A three-time American League All-Star by age 24, Pepitone’s brashness led to enough trouble – both within the game, and away from the diamond – that his baseball career is viewed in a what-might-have-been way.
A Brooklyn native, signed by the Yankees out of high school in 1958, Pepitone died Monday at age 82.
In a statement, the New York Yankees remembered Pepitone for his “playful and charismatic personality and on-field contributions’’ which “made him a favorite of generations of Yankees fans even beyond his years with the team in the 1960s.’’
Pepitone broke in with the world champion 1962 Yankees at age 21 and became an established regular on the pennant-winning 1963 and 1964 Yankees, managed by Ralph Houk.
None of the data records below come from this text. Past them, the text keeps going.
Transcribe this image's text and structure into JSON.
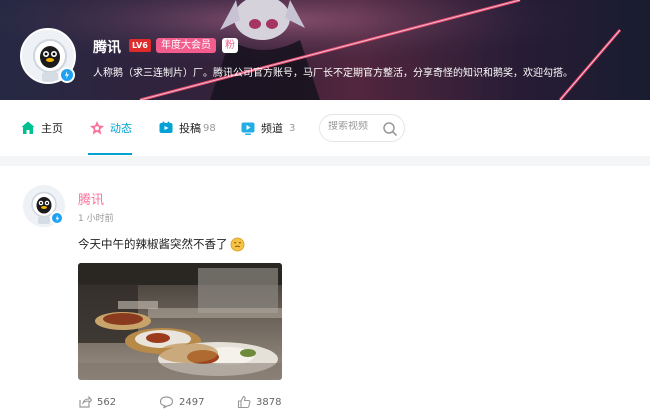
{
  "profile": {
    "name": "腾讯",
    "level_badge": "LV6",
    "vip_badge": "年度大会员",
    "fan_badge": "粉",
    "bio": "人称鹅（求三连制片）厂。腾讯公司官方账号，马厂长不定期官方整活，分享奇怪的知识和鹅奖，欢迎勾搭。"
  },
  "nav": {
    "items": [
      {
        "label": "主页",
        "count": null,
        "icon": "home-icon"
      },
      {
        "label": "动态",
        "count": null,
        "icon": "dynamic-icon"
      },
      {
        "label": "投稿",
        "count": "98",
        "icon": "upload-icon"
      },
      {
        "label": "频道",
        "count": "3",
        "icon": "channel-icon"
      }
    ],
    "active_index": 1,
    "search_placeholder": "搜索视频"
  },
  "post": {
    "author": "腾讯",
    "time": "1 小时前",
    "text": "今天中午的辣椒酱突然不香了",
    "emoji": "face-emoji",
    "shares": "562",
    "comments": "2497",
    "likes": "3878"
  },
  "colors": {
    "accent": "#00a1d6",
    "pink": "#fb7299",
    "vip": "#f25d8e",
    "level": "#e02b2b",
    "verify": "#1da1f2"
  }
}
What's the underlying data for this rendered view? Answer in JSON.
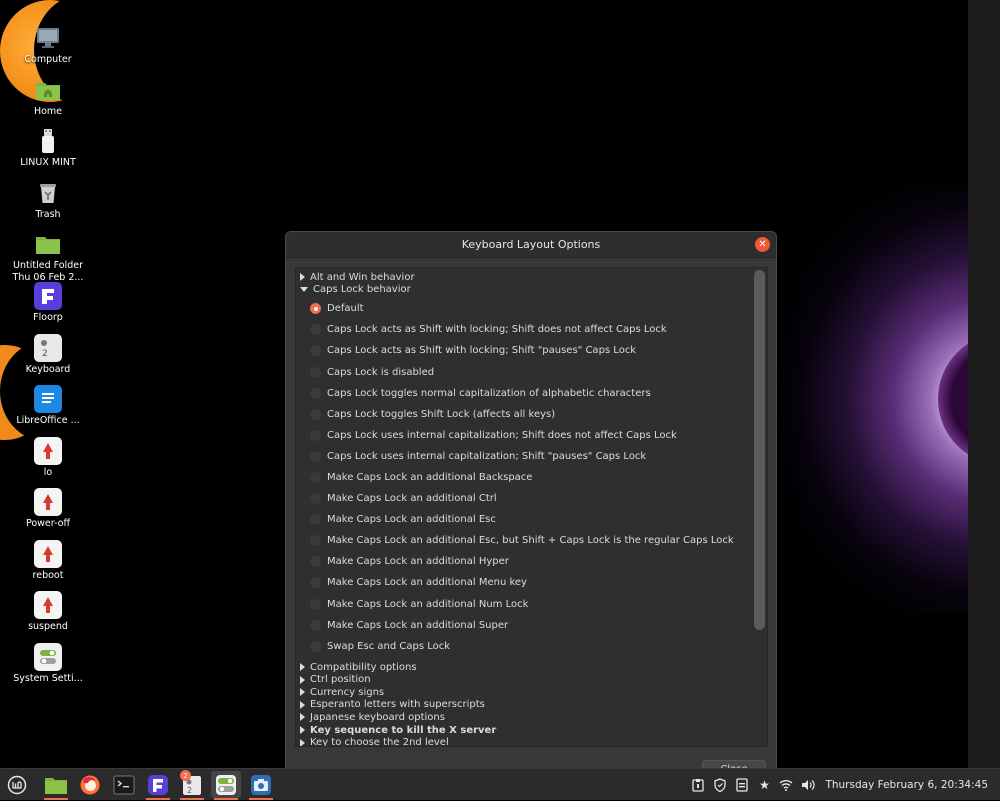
{
  "desktop": {
    "icons": [
      {
        "label": "Computer",
        "icon": "computer-icon"
      },
      {
        "label": "Home",
        "icon": "home-folder-icon"
      },
      {
        "label": "LINUX MINT",
        "icon": "usb-drive-icon"
      },
      {
        "label": "Trash",
        "icon": "trash-icon"
      },
      {
        "label": "Untitled Folder",
        "sublabel": "Thu 06 Feb 2...",
        "icon": "folder-icon"
      },
      {
        "label": "Floorp",
        "icon": "floorp-icon"
      },
      {
        "label": "Keyboard",
        "icon": "keyboard-doc-icon"
      },
      {
        "label": "LibreOffice ...",
        "icon": "libreoffice-icon"
      },
      {
        "label": "lo",
        "icon": "script-icon"
      },
      {
        "label": "Power-off",
        "icon": "script-icon"
      },
      {
        "label": "reboot",
        "icon": "script-icon"
      },
      {
        "label": "suspend",
        "icon": "script-icon"
      },
      {
        "label": "System Setti...",
        "icon": "settings-toggle-icon"
      }
    ]
  },
  "dialog": {
    "title": "Keyboard Layout Options",
    "close_label": "Close",
    "top_groups": [
      {
        "label": "Alt and Win behavior",
        "expanded": false
      }
    ],
    "expanded_group": {
      "label": "Caps Lock behavior",
      "options": [
        {
          "label": "Default",
          "selected": true
        },
        {
          "label": "Caps Lock acts as Shift with locking; Shift does not affect Caps Lock",
          "selected": false
        },
        {
          "label": "Caps Lock acts as Shift with locking; Shift \"pauses\" Caps Lock",
          "selected": false
        },
        {
          "label": "Caps Lock is disabled",
          "selected": false
        },
        {
          "label": "Caps Lock toggles normal capitalization of alphabetic characters",
          "selected": false
        },
        {
          "label": "Caps Lock toggles Shift Lock (affects all keys)",
          "selected": false
        },
        {
          "label": "Caps Lock uses internal capitalization; Shift does not affect Caps Lock",
          "selected": false
        },
        {
          "label": "Caps Lock uses internal capitalization; Shift \"pauses\" Caps Lock",
          "selected": false
        },
        {
          "label": "Make Caps Lock an additional Backspace",
          "selected": false
        },
        {
          "label": "Make Caps Lock an additional Ctrl",
          "selected": false
        },
        {
          "label": "Make Caps Lock an additional Esc",
          "selected": false
        },
        {
          "label": "Make Caps Lock an additional Esc, but Shift + Caps Lock is the regular Caps Lock",
          "selected": false
        },
        {
          "label": "Make Caps Lock an additional Hyper",
          "selected": false
        },
        {
          "label": "Make Caps Lock an additional Menu key",
          "selected": false
        },
        {
          "label": "Make Caps Lock an additional Num Lock",
          "selected": false
        },
        {
          "label": "Make Caps Lock an additional Super",
          "selected": false
        },
        {
          "label": "Swap Esc and Caps Lock",
          "selected": false
        }
      ]
    },
    "bottom_groups": [
      {
        "label": "Compatibility options",
        "bold": false
      },
      {
        "label": "Ctrl position",
        "bold": false
      },
      {
        "label": "Currency signs",
        "bold": false
      },
      {
        "label": "Esperanto letters with superscripts",
        "bold": false
      },
      {
        "label": "Japanese keyboard options",
        "bold": false
      },
      {
        "label": "Key sequence to kill the X server",
        "bold": true
      },
      {
        "label": "Key to choose the 2nd level",
        "bold": false
      }
    ]
  },
  "taskbar": {
    "items": [
      {
        "name": "menu-button",
        "icon": "mint-menu-icon"
      },
      {
        "name": "files",
        "icon": "folder-icon"
      },
      {
        "name": "firefox",
        "icon": "firefox-icon"
      },
      {
        "name": "terminal",
        "icon": "terminal-icon"
      },
      {
        "name": "floorp",
        "icon": "floorp-icon"
      },
      {
        "name": "keyboard-doc",
        "icon": "keyboard-doc-icon",
        "badge": "2"
      },
      {
        "name": "system-settings",
        "icon": "settings-toggle-icon",
        "active": true
      },
      {
        "name": "screenshot",
        "icon": "camera-icon"
      }
    ],
    "clock": "Thursday February 6, 20:34:45",
    "colors": {
      "accent": "#f36c4b",
      "panel": "#2b2b2b"
    }
  }
}
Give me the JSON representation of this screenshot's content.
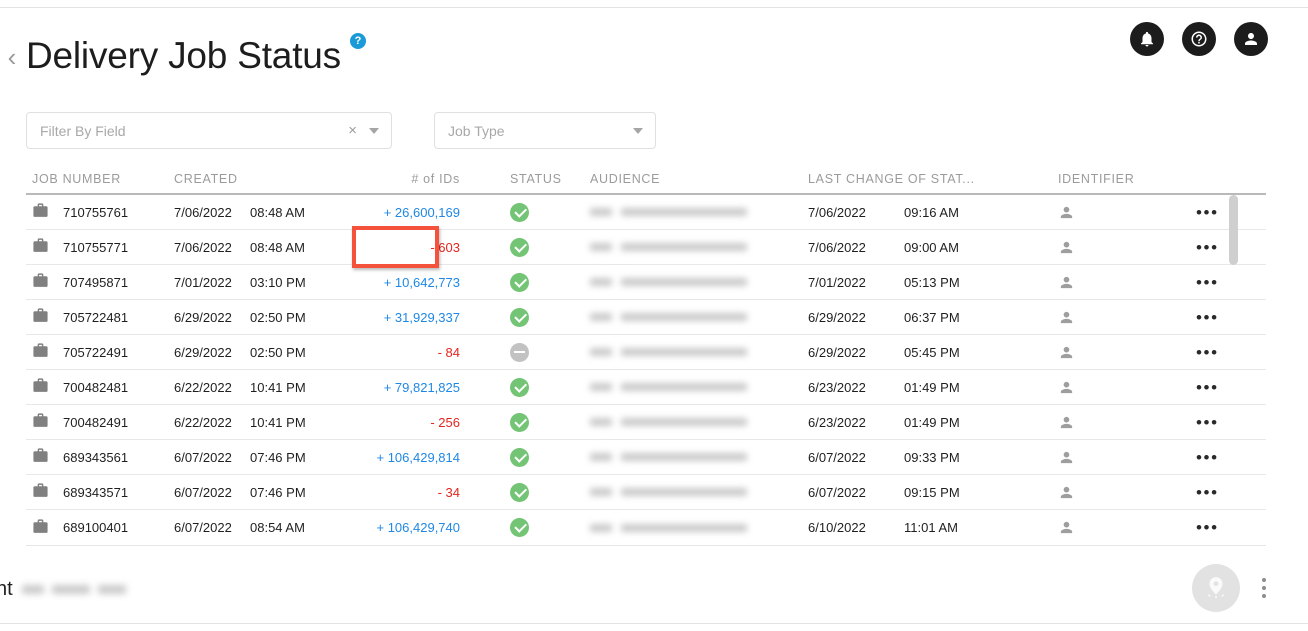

Along with colorful tales of Pepitone being the first MLB player to bring a hairdryer into a big league clubhouse, or spending his entire signing bonus before he arrived at his first Yankees camp, were frictions with management and on-field incidents that marked his 12-year career.
After the 1969 season, Pepitone was traded by the Yankees to the Houston Astros for Curt Blefary.
Pepitone later played for Leo Durocher with the Chicago Cubs, and briefly with the Atlanta Braves. He had a mostly regrettable 14-game stay in the Japan Central League.
In a 1985 incident, Pepitone was arrested and later jailed four months on a narcotics charge. Ten years later, a DUI arrest in the Queens-Midtown Tunnel put Pepitone back in the headlines for the wrong reasons.
In a memoir, “Joe, You Coulda Made us Proud,’’ Pepitone chronicled his rough-and-tumble childhood, which included verbal and physical abuse, and his hard-partying, New York nightlife and celebrity circles.
Early in the 1980s, Yankees owner George Steinbrenner hired Pepitone as a minor league coach, which included the defensive education of future Yankees icon Don Mattingly.
Pepitone made it back in pinstripes for part of the 1982 season on the Yankees coaching staff.
“As a native New Yorker, he embraced everything about being a Yankee during both his playing career — which included three All-Star appearances and three Gold Gloves — and in the decades thereafter,’’ continued the Yankees’ statement Monday.
“You always knew when Joe walked into a room — his immense pride in being a Yankee was always on display.
“He will be missed by our entire organization, and we offer our deepest condolences to his family, friends and all who knew him.”